The results of this shift are visible as she looks around the forest. “It is greener and more beautiful than before,” she smiles. A fellow weaver, 40-year-old Rohila Ray echoes this, adding that the income from weaving has made them independent of the forest as well as their menfolk.

Life after poaching

Simultaneously, BTR and other organisations have convinced more than 400 poachers to become protectors of the forest by offering monthly stipends. Maheshwar Basumatary, affectionately called Ontai (rock, in the local language), is one of them. Now an award-winning animal keeper in Manas, he too had turned to poaching in the 1980s as it offered easy money when few opportunities existed. Basumatary surrendered his weapons to the local administrative authority BTR in 2005 and assisted in the pioneering rehabilitation of two orphaned clouded leopard cubs as part of the Greater Manas Conservation Project. Since then, he has helped catch poachers, seize illegal products, conduct wildlife surveys and hand-rear orphan rhino calves in Manas.

“I have fed so many rhino calves and other baby animals through bottles, like I would my own children,” he says. “My heart fills with pride to see that some have now successfully had babies of their own in the wild.” Today, the man who formerly helped track rhinos for poachers feels conflicted when it is time to release the animals under his care into the wild. But in the end optimism wins. “Every animal that we rescue, rear and return to the wild enriches its habitat,” he says.

Other erstwhile poachers have joined the several local conservation outfits that have mushroomed around Manas, including Manas Maozigendri Ecotourism Society, where they volunteer as patrollers with the Assam forest department. “Their tracking skills really come in handy for this,” Rustom Basumatary, general secretary of the society comments. “We dream of Manas becoming a sustainable tourist destination so that local people have an even greater stake in its conservation.”

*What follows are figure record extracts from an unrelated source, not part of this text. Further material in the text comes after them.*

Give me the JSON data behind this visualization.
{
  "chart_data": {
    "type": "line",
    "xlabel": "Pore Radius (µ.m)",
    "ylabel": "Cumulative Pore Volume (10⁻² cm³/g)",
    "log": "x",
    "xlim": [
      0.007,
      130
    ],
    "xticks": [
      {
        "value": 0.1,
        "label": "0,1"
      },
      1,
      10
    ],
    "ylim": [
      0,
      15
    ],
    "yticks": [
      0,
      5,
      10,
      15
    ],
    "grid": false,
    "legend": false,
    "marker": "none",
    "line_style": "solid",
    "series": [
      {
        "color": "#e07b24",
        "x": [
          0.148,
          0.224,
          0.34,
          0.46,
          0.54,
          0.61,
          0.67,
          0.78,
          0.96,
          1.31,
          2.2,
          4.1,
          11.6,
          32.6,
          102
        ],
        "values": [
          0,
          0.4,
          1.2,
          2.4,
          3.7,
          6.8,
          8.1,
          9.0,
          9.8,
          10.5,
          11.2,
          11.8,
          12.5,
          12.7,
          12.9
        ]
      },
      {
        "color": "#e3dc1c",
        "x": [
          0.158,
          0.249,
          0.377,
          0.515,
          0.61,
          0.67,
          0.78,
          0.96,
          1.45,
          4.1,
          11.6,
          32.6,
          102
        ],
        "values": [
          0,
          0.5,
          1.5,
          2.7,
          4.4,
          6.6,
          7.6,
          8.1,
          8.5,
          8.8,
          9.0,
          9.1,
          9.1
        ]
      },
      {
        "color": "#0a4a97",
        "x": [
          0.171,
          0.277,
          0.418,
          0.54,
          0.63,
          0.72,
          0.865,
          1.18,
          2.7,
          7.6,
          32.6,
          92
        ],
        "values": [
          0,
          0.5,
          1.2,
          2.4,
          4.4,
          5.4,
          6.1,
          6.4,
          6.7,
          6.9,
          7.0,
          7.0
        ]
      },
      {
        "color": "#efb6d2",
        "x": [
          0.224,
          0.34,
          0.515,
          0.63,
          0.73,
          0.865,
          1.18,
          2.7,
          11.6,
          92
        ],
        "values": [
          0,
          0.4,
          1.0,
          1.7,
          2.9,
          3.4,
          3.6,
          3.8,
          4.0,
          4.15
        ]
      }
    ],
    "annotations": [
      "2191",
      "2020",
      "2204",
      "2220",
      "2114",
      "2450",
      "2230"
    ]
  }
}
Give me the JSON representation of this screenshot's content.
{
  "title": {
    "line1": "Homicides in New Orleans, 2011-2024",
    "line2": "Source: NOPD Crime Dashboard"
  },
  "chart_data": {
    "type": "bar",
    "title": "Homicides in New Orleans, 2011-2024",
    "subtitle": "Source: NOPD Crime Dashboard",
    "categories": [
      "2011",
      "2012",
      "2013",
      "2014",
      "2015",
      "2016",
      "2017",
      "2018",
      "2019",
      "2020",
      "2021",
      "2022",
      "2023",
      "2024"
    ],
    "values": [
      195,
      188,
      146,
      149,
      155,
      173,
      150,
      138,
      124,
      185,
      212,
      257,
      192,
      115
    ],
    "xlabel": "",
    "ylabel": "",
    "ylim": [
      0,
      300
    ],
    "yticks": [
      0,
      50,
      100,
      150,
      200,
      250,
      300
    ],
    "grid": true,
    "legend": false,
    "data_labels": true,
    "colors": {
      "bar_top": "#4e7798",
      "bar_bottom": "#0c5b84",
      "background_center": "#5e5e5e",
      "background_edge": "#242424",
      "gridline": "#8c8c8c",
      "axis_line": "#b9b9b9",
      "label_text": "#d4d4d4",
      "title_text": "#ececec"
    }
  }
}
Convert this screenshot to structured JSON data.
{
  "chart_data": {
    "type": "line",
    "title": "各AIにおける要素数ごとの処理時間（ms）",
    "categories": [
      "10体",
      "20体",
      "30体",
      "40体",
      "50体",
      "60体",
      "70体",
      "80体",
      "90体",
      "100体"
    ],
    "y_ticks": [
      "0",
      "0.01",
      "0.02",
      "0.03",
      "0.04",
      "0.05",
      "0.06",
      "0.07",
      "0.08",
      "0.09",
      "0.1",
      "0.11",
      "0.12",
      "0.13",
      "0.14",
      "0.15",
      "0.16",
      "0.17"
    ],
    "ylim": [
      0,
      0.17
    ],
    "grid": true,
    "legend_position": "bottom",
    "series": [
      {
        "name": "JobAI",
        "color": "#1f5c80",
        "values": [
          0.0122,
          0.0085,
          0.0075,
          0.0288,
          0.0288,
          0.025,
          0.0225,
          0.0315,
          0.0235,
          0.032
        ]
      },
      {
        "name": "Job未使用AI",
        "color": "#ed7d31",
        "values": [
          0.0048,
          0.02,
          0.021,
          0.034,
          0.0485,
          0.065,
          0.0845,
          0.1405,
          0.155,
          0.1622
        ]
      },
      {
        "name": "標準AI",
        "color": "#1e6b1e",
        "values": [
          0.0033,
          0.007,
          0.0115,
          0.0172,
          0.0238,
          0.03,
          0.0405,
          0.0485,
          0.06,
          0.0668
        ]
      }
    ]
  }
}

The benefits of tourism for species and environmental conservation are hotly contested. However Banerjee and other conservationists believe that sustainable tourism, and the income it provides, could create a virtuous feedback loop for Manas. “Locals also realise that over-exploiting natural resources in their environs could lead to not only reduced tourism revenues but greater policing by the government,” she remarks. “That is a serious disincentive.”

In a state with a per capita GDP of roughly £820 ($1,120) a year, reviving Manas has cost IFAW an estimated $2.5m (£1.9m) so far. Menon says it has been worth it. As “mega-herbivores”, rhinos indicate the health of the Manas grasslands: their presence suggests the habitat is in good ecological condition, providing water, clean air and carbon sequestration. Grassland regeneration has also helped conserve species like the endangered pygmy hog and the world’s rarest bustard, the Bengal florican.

In 2003 when the Bodo Peace Accord was signed, Manas had lost its entire population of rhinos and swamp deer. In 2021 Manas was home to 52 rhinos, 48 tigers, more than 1,000 wild elephants and a number of endangered animals such as clouded leopards, pygmy hogs, hispid hares and Bengal florican.

The Manas model has been proposed as a best practice for World Heritage conservation and management in Unesco, and is spurring conservationists to identify more areas for rewilding elsewhere. “The Rann of Kutch (Gujarat), Sundarbans (West Bengal) or the Western Ghats of Central India could benefit from similar projects,” Banerjee says, provided such projects have the required intensive community support and financial resources.

Meanwhile, with his trusty binoculars and tracking gear in hand, Ontai sets off in pouring rain to track the three rhino calves that were released in April 2021. “Manas is my home,” he says. “If it thrives, we thrive. If it goes, we go.”